In addition, part of the exhaust gas used for generating steam in the exhaust gas boiler 9 is extracted as the drying gas for the coal pulverizer 1. As this drying gas, the exhaust gas subjected to treatment such as denitration is used. Specifically, in the above-mentioned drying gas, the exhaust gas from the exhaust gas boiler 9 is regulated to a desired temperature by properly mixing the outlet gas (high-temperature gas) from the denitration device 9 a, which has a relatively high temperature, and the outlet gas (low-temperature gas) from the exhaust gas boiler 9, which has a temperature lower than that of the outlet gas from the denitration device 9 a.
The drying gas having its temperature regulated in this way is supplied to the coal pulverizer 1 through a drying gas flow path G1. This drying gas flow path G1 is a gas flow path for the temperature-regulated drying gas, starting from a point where a high-temperature gas flow path GH in which the outlet gas from the denitration device 9 a is introduced and flows is merged with a low-temperature gas flow path GL in which the outlet gas from the exhaust gas boiler 9 is introduced and flows, and reaching the coal pulverizer 1.
Meanwhile, the steam generated in the exhaust gas boiler 9 is supplied to, for example, a steam turbine (not shown) for power generation.
The char recovered by the above-mentioned char-recovering device 6 is recovered in a hopper 10 by falling due to the force of gravity. The char in the hopper 10 is returned to the gasification furnace 4 using nitrogen supplied from the air-separating device 11 as transferring gas, thus being transferred by this nitrogen. The char returned to the gasification furnace 4 is used as a raw material for gasification together with the pulverized coal.

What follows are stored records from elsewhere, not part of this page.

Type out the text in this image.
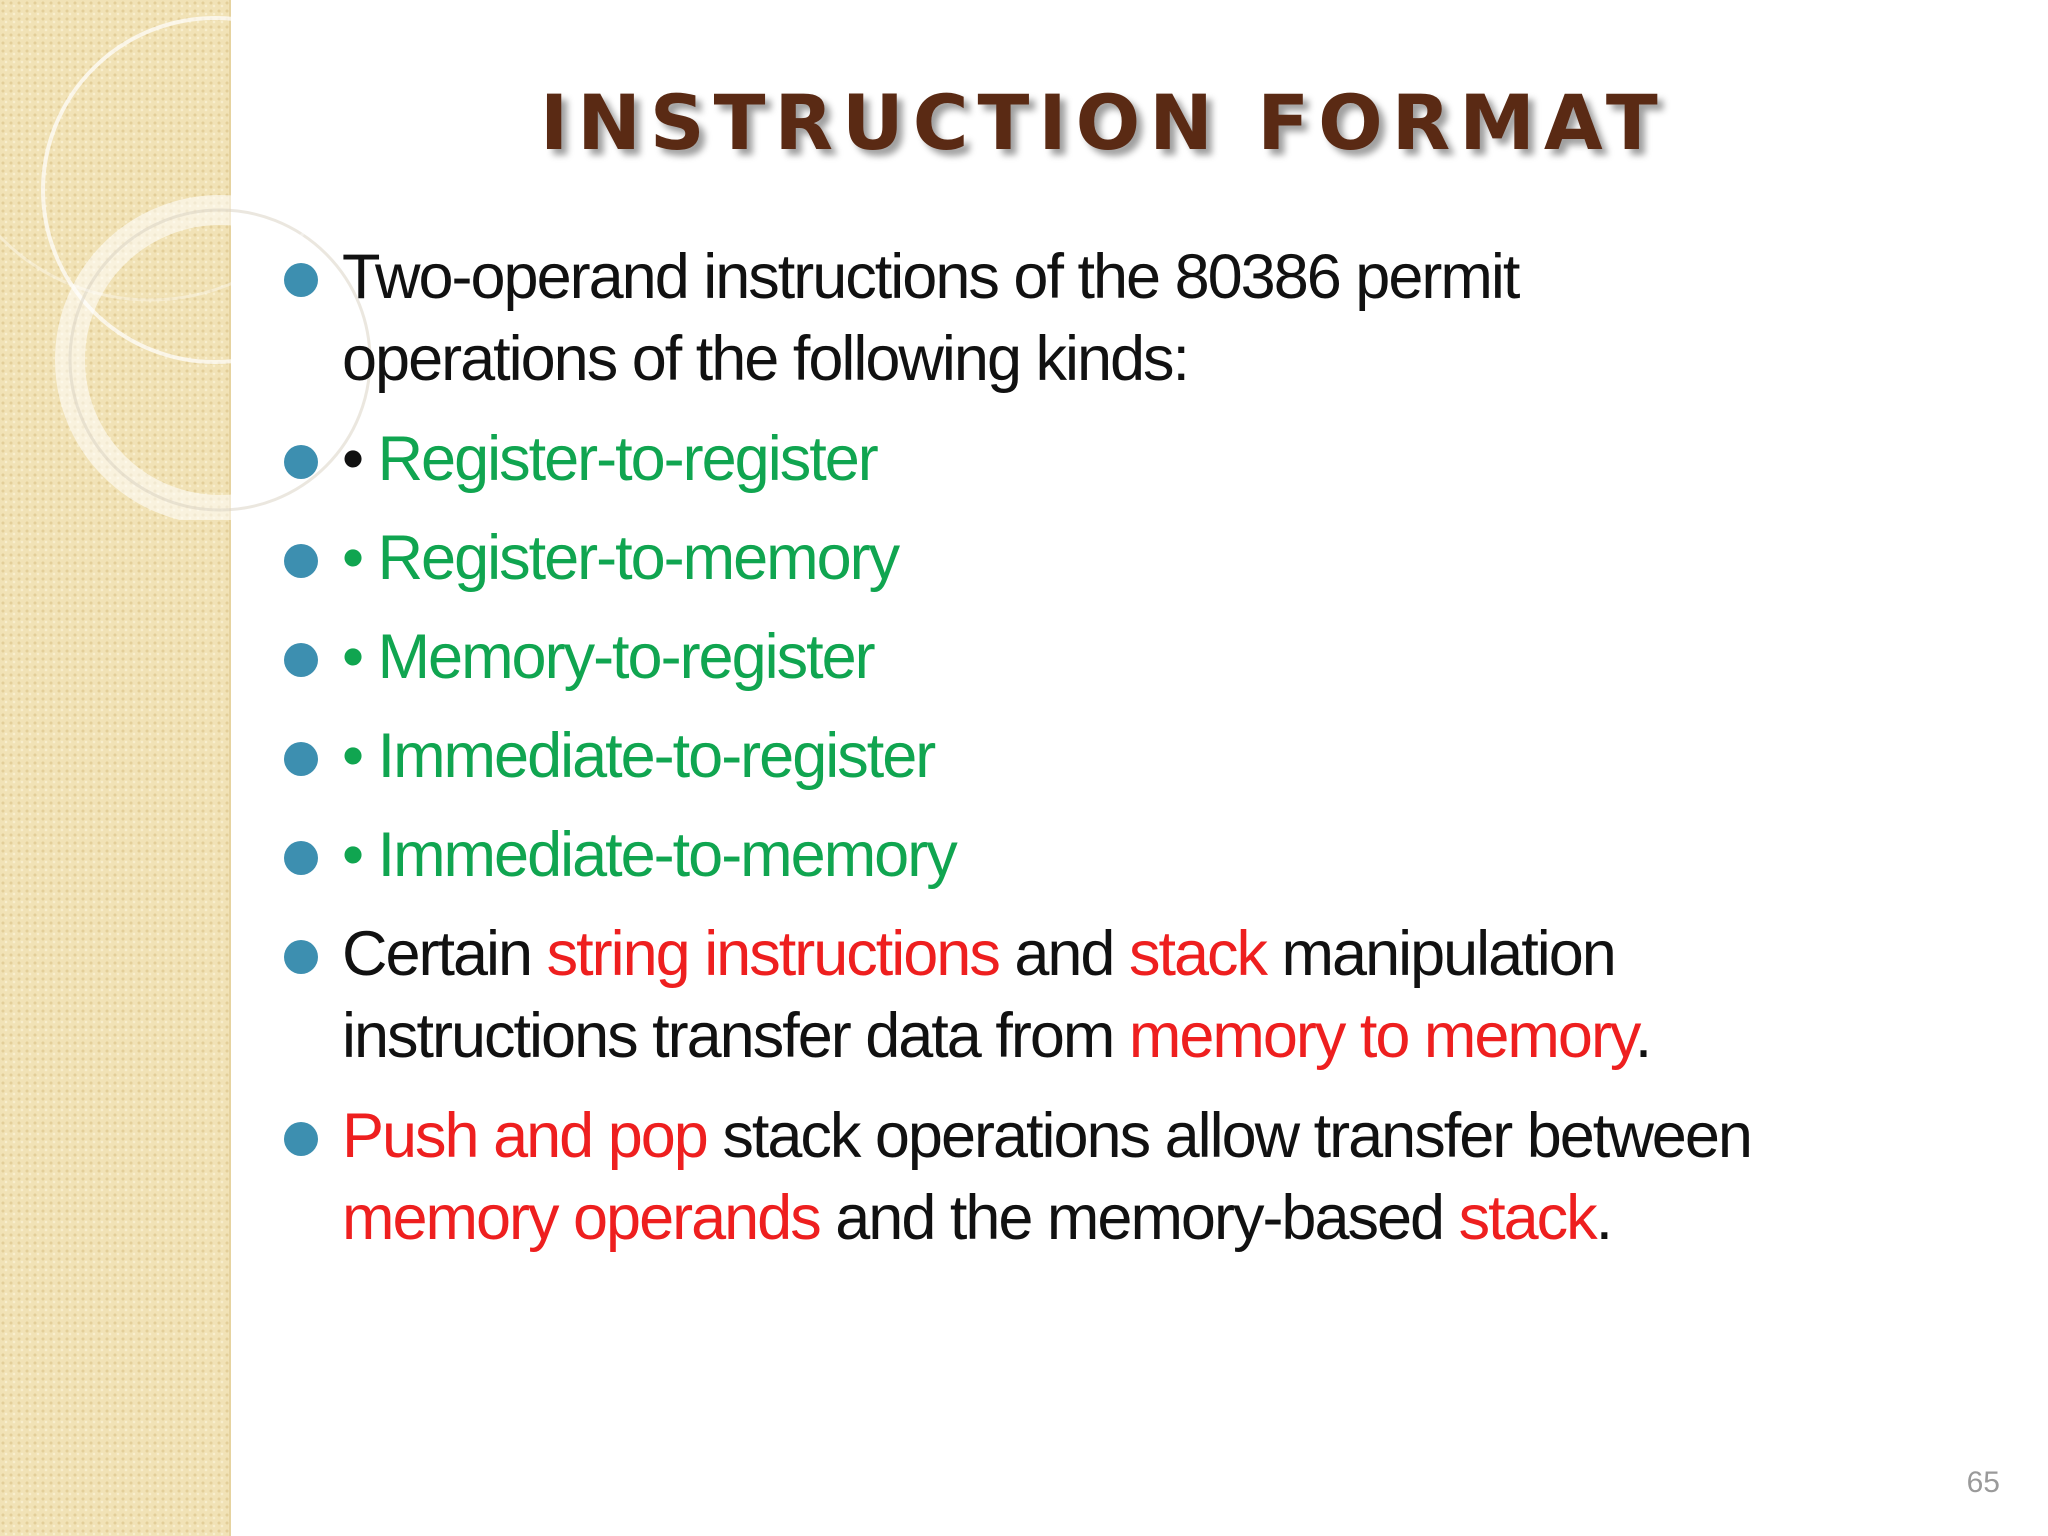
INSTRUCTION FORMAT
Two-operand instructions of the 80386 permit
operations of the following kinds:
• Register-to-register
• Register-to-memory
• Memory-to-register
• Immediate-to-register
• Immediate-to-memory
Certain string instructions and stack manipulation
instructions transfer data from memory to memory.
Push and pop stack operations allow transfer between
memory operands and the memory-based stack.
65
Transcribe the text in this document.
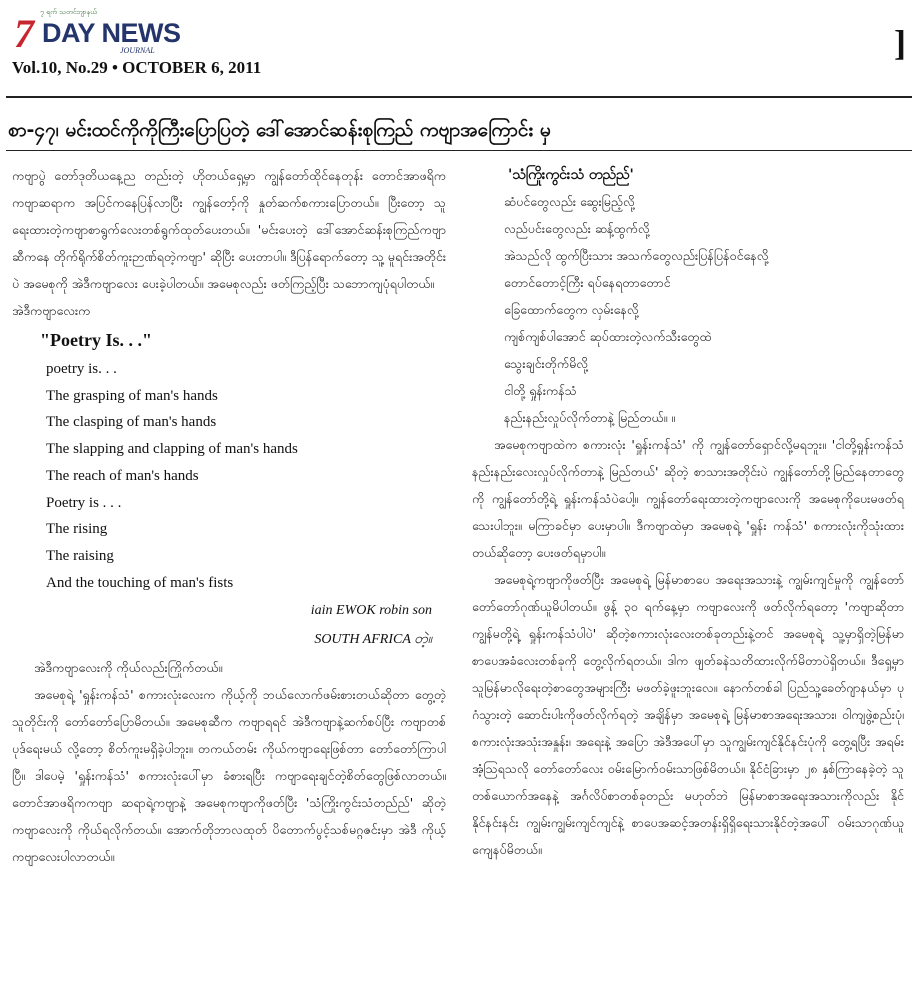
၇ ရက် သတင်းဂျာနယ်
7 DAY NEWS
JOURNAL
Vol.10, No.29 • OCTOBER 6, 2011
]
စာ-၄၇၊ မင်းထင်ကိုကိုကြီးပြောပြတဲ့ ဒေါ်အောင်ဆန်းစုကြည် ကဗျာအကြောင်း မှ

ကဗျာပွဲ တော်ဒုတိယနေ့ည တည်းတဲ့ ဟိုတယ်ရှေ့မှာ ကျွန်တော်ထိုင်နေတုန်း တောင်အာဖရိကကဗျာဆရာက အပြင်ကနေပြန်လာပြီး ကျွန်တော့်ကို နှုတ်ဆက်စကားပြောတယ်။ ပြီးတော့ သူရေးထားတဲ့ကဗျာစာရွက်လေးတစ်ရွက်ထုတ်ပေးတယ်။ 'မင်းပေးတဲ့ ဒေါ်အောင်ဆန်းစုကြည်ကဗျာဆီကနေ တိုက်ရိုက်စိတ်ကူးဉာဏ်ရတဲ့ကဗျာ' ဆိုပြီး ပေးတာပါ။ ဒီပြန်ရောက်တော့ သူ့ မူရင်းအတိုင်းပဲ အမေစုကို အဲဒီကဗျာလေး ပေးခဲ့ပါတယ်။ အမေစုလည်း ဖတ်ကြည့်ပြီး သဘောကျပုံရပါတယ်။

အဲဒီကဗျာလေးက

"Poetry Is. . ."

poetry is. . .

The grasping of man's hands

The clasping of man's hands

The slapping and clapping of man's hands

The reach of man's hands

Poetry is . . .

The rising

The raising

And the touching of man's fists

iain EWOK robin son

SOUTH AFRICA တဲ့။

အဲဒီကဗျာလေးကို ကိုယ်လည်းကြိုက်တယ်။

အမေစုရဲ့ 'ရှုန်းကန်သံ' စကားလုံးလေးက ကိုယ့်ကို ဘယ်လောက်ဖမ်းစားတယ်ဆိုတာ တွေ့တဲ့သူတိုင်းကို တော်တော်ပြောမိတယ်။ အမေစုဆီက ကဗျာရရင် အဲဒီကဗျာနဲ့ဆက်စပ်ပြီး ကဗျာတစ်ပုဒ်ရေးမယ် လို့တော့ စိတ်ကူးမရှိခဲ့ပါဘူး။ တကယ်တမ်း ကိုယ်ကဗျာရေးဖြစ်တာ တော်တော်ကြာပါပြီ။ ဒါပေမဲ့ 'ရှုန်းကန်သံ' စကားလုံးပေါ်မှာ ခံစားရပြီး ကဗျာရေးချင်တဲ့စိတ်တွေဖြစ်လာတယ်။ တောင်အာဖရိကကဗျာ ဆရာရဲ့ကဗျာနဲ့ အမေစုကဗျာကိုဖတ်ပြီး 'သံကြိုးကွင်းသံတည်ည်' ဆိုတဲ့ ကဗျာလေးကို ကိုယ်ရလိုက်တယ်။ အောက်တိုဘာလထုတ် ပိတောက်ပွင့်သစ်မဂ္ဂဇင်းမှာ အဲဒီ ကိုယ့်ကဗျာလေးပါလာတယ်။

'သံကြိုးကွင်းသံ တည်ည်'

ဆံပင်တွေလည်း ဆွေးမြည့်လို့

လည်ပင်းတွေလည်း ဆန့်ထွက်လို့

အဲသည်လို ထွက်ပြီးသား အသက်တွေလည်းပြန်ပြန်ဝင်နေလို့

တောင်တောင့်ကြီး ရပ်နေရတာတောင်

ခြေထောက်တွေက လှမ်းနေလို့

ကျစ်ကျစ်ပါအောင် ဆုပ်ထားတဲ့လက်သီးတွေထဲ

သွေးချင်းတိုက်မိလို့

ငါတို့ ရှုန်းကန်သံ

နည်းနည်းလှုပ်လိုက်တာနဲ့ မြည်တယ်။ ။

အမေစုကဗျာထဲက စကားလုံး 'ရှုန်းကန်သံ' ကို ကျွန်တော်ရှောင်လို့မရဘူး။ 'ငါတို့ရှုန်းကန်သံ နည်းနည်းလေးလှုပ်လိုက်တာနဲ့ မြည်တယ်' ဆိုတဲ့ စာသားအတိုင်းပဲ ကျွန်တော်တို့မြည်နေတာတွေကို ကျွန်တော်တို့ရဲ့ ရှုန်းကန်သံပဲပေါ့။ ကျွန်တော်ရေးထားတဲ့ကဗျာလေးကို အမေစုကိုပေးမဖတ်ရသေးပါဘူး။ မကြာခင်မှာ ပေးမှာပါ။ ဒီကဗျာထဲမှာ အမေစုရဲ့ 'ရှုန်း ကန်သံ' စကားလုံးကိုသုံးထားတယ်ဆိုတော့ ပေးဖတ်ရမှာပါ။

အမေစုရဲ့ကဗျာကိုဖတ်ပြီး အမေစုရဲ့ မြန်မာစာပေ အရေးအသားနဲ့ ကျွမ်းကျင်မှုကို ကျွန်တော်တော်တော်ဂုဏ်ယူမိပါတယ်။ ဖွန့် ၃၀ ရက်နေ့မှာ ကဗျာလေးကို ဖတ်လိုက်ရတော့ 'ကဗျာဆိုတာ ကျွန်မတို့ရဲ့ ရှုန်းကန်သံပါပဲ' ဆိုတဲ့စကားလုံးလေးတစ်ခုတည်းနဲ့တင် အမေစုရဲ့ သူ့မှာရှိတဲ့မြန်မာစာပေအခံလေးတစ်ခုကို တွေ့လိုက်ရတယ်။ ဒါက ဖျတ်ခနဲသတိထားလိုက်မိတာပဲရှိတယ်။ ဒီရှေ့မှာ သူမြန်မာလိုရေးတဲ့စာတွေအများကြီး မဖတ်ခဲ့ဖူးဘူးလေ။ နောက်တစ်ခါ ပြည်သူ့ခေတ်ဂျာနယ်မှာ ပုဂံသွားတဲ့ ဆောင်းပါးကိုဖတ်လိုက်ရတဲ့ အချိန်မှာ အမေစုရဲ့ မြန်မာစာအရေးအသား၊ ဝါကျဖွဲ့စည်းပုံ၊ စကားလုံးအသုံးအနှုန်း၊ အရေးနဲ့ အပြော အဲဒီအပေါ်မှာ သူကျွမ်းကျင်နိုင်နင်းပုံကို တွေ့ရပြီး အရမ်းအံ့သြရသလို တော်တော်လေး ဝမ်းမြောက်ဝမ်းသာဖြစ်မိတယ်။ နိုင်ငံခြားမှာ ၂၈ နှစ်ကြာနေခဲ့တဲ့ သူတစ်ယောက်အနေနဲ့ အင်္ဂလိပ်စာတစ်ခုတည်း မဟုတ်ဘဲ မြန်မာစာအရေးအသားကိုလည်း နိုင်နိုင်နင်းနင်း ကျွမ်းကျွမ်းကျင်ကျင်နဲ့ စာပေအဆင့်အတန်းရှိရှိရေးသားနိုင်တဲ့အပေါ် ဝမ်းသာဂုဏ်ယူကျေနပ်မိတယ်။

Thus, coal gas and char are generated by gasifying the pulverized coal, obtained by pulverizing coal, in the gasification furnace 4 where air and oxygen are used as oxidants. The coal gas is used as fuel gas for the gas turbine 8, and the char separated from the coal gas is supplied to the gasification furnace 4 again and is gasified.
Thus, in the air blown IGCC system using the combustion exhaust gas from the gas turbine 8 as the drying gas for the coal pulverizer 1 and regulating the temperature of the drying gas by mixing the outlet gas from the denitration device 9 a installed in the exhaust gas boiler 9 and the outlet gas from the exhaust gas boiler 9, an auxiliary burner 20 that is started up when the concentration of oxygen in the drying gas is increased to a predetermined value (for example, 12 vol %) or more is provided. This auxiliary burner 20 is installed so as to adjust the concentration of oxygen in the drying gas by using the combustion exhaust gas generated by burning fuel such as light oil.
The auxiliary burner 20 shown in the drawing is installed inside the exhaust gas boiler 9. That is, the auxiliary burner 20 is disposed so as to approximately correspond with the position at which the exhaust gas is introduced into the exhaust gas boiler 9 from the gas turbine 8, so that the exhaust gas and the combustion exhaust gas are combined and flow upward in the exhaust gas boiler 9. As a result, though the concentration of oxygen varies depending on the amount of the combustion exhaust gas combined and mixed with the exhaust gas when the auxiliary burner 20 is started up, it is possible to adjust the concentration of oxygen in the exhaust gas to be used as the drying gas.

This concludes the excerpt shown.